IPÊ ROSA - OUTUBRO ROSA |
Estava eu
atrasado, como de costume, mas cheguei há tempo na rodoviária
para embarcar no ônibus que me levaria até minha mãe,
que não estava passando muito bem. Minha poltrona é ao
lado de uma simpática senhora, que me sorri quando peço
permissão para sentar ao lado dela. Era setembro, em plena
floração dos ipês, árvore que gosto
muito, principalmente os ipês amarelos. O ônibus parte,
meu coração apertado, ansioso para ver minha mãe.
Acabo por adormecer, me acordando com um movimento brusco do ônibus.
A senhora do meu lado sorri. Devolvo o sorriso e brinco dizendo que
sonhava com aquelas árvores que se estendiam como um imenso
túnel de ipês amarelos. Ainda em meio ao sorriso olho
para a rua, e me encanto com o que vejo, um túnel de ipês
amarelos, meus favoritos. Falo com a senhora admirando os ipês,
mas percebo que ela nem liga. Não consigo me conformar, que
alguém não ache bonito esta árvore (se bem que
gosto é gosto, não se discute). Ela se vira para meu
lado, e vendo minha decepção por não concordar
comigo e o resto do mundo, começa a me contar seu trauma com
ipês... ela me contou que tem filhos, e a caçula na
época do ocorrido era bem pequena e sofria de alergia, e na
quadra dela, na rua, todos se orgulhavam desta bela árvore
que no final de agosto já começa a parecer. Já
em setembro, olhando do meio da rua percebe-se uma bela perspectiva,
afinal era primavera, a estação das flores, dos amores.

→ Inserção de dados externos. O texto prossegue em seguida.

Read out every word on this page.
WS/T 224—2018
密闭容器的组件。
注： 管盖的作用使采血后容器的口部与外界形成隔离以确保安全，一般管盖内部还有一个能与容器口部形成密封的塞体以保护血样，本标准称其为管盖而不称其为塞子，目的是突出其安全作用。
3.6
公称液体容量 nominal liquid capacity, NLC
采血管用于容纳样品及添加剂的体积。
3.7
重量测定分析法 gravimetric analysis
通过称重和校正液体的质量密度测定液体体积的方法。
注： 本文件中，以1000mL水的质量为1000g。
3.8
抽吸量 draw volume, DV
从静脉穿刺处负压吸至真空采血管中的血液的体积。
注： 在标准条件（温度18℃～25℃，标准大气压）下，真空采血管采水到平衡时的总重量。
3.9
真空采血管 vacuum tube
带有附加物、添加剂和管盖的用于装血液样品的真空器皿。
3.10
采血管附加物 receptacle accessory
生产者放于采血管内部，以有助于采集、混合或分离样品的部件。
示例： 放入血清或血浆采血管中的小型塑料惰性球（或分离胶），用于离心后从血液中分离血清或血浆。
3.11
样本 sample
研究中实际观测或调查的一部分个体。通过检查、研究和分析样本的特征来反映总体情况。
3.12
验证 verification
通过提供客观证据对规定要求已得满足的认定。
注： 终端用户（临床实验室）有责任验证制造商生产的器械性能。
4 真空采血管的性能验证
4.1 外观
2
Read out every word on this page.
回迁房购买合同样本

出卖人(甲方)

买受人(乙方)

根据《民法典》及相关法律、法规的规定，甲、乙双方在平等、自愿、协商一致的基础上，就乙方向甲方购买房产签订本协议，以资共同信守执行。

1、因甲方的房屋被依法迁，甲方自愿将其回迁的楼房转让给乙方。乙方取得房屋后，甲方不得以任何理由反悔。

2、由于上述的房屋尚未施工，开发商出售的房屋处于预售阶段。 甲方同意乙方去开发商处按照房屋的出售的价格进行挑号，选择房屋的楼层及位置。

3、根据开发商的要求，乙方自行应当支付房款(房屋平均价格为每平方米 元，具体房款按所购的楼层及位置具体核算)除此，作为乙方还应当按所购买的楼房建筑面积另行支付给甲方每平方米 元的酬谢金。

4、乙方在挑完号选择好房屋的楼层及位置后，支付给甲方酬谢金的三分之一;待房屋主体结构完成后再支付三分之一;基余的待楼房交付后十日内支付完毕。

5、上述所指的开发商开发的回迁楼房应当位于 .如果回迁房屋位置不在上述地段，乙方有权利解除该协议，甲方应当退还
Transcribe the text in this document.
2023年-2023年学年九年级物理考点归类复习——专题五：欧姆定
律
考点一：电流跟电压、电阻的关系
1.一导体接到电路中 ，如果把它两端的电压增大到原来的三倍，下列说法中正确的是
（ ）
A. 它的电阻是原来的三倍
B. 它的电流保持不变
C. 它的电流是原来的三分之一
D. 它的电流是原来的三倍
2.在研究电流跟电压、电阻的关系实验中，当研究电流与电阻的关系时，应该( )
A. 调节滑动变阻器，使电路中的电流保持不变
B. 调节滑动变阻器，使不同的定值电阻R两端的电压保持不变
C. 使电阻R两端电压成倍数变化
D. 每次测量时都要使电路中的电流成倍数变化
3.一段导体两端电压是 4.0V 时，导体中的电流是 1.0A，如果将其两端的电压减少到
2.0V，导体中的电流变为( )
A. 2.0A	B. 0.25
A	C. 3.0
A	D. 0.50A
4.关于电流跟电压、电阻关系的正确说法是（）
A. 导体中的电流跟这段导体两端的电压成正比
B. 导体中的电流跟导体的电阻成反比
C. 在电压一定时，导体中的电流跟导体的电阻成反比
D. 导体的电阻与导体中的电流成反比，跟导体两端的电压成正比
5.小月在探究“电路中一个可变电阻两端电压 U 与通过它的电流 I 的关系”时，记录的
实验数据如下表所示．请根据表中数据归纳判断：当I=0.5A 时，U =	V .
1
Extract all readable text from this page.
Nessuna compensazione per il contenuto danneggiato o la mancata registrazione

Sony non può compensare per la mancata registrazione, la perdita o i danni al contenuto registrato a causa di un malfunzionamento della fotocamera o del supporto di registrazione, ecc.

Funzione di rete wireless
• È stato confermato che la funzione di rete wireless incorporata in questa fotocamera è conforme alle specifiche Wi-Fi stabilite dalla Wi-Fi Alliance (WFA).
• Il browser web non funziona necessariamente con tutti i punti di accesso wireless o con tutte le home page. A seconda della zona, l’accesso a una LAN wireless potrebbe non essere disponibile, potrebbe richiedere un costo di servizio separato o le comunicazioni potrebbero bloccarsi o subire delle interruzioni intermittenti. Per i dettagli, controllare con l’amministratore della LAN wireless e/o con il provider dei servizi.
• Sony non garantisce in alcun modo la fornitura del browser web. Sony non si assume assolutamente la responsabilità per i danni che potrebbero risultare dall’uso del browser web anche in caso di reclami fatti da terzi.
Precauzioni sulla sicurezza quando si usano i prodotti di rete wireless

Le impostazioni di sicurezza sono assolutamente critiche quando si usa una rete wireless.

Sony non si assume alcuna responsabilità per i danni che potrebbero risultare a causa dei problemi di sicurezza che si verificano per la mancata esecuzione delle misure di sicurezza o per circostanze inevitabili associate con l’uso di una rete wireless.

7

Mas sua filha sofria muito com a árvore de ipê na frente
sua casa, e crescia para dento do pátio chegando até a
janela do quarto da menina, que era chamada de rena do nariz vermelho
pelos irmãos. Ela não aguentando ver o sofrimento da
filha, pediu ao marido que cortasse aquela árvore na frente de
sua casa. Ele já havia feito várias solicitações
para ser autorizado para cortar árvore. Bem, estamos no
Brasil, onde a máquina pública, até funciona,
mas numa lenta, quase parada burocracia. Não aguentando mais
ver o sofrimento da filha, resolveu por conta própria cortar
as dita árvore. A essas alturas eu já estava quase
chorando de pena da pobre árvore, que estava com seus dias
contados. Contratou um senhor que fazia o serviço e possuía
uma condução, combinou com ele uma manhã bem
cedo e cortou a árvore, já colocando seus restos
mortais no carro do lenhador, que com uma pequena serra elétrica
fez o serviço e deu sumiço na árvore...ela disse
que sofria varrendo a calçada, e se chovia ficava perigoso,
podendo resvalar nas flores coladas no chão. Eu já
quase chorava pela árvore agora morta e sumida. A vizinhança
não percebeu, o marido não acreditou, aliás nem
havia percebido quando chegou em casa. A viagem continuou, ela pegou
no sono e eu ali, pensando, sofrendo por uma árvore que nem
conheci. Mas tirei uma grande lição, uma mãe é
capaz de tudo para proteger e criar com segurança e saúde
seus filhos. Como ninguém percebeu, a rua continuou florindo
seus ipês todo final de agosto, menos na frente daquela casa,
da menina do nariz vermelho, que não ficava mais vermelho
entre agosto e setembro.
ps. Este amor que a pessoa/personagem tem pela filha é incondicional, nada poderia fazer sua filha sofrer, o que me leva a pensar em minha mãe, único amor verdadeiro em minha vida. Esqueci do Teimoso (meu cão que adotei) que está me ensinando a amar de novo, que é possível meu coração ainda bater forte e descompassado como dos apaixonados.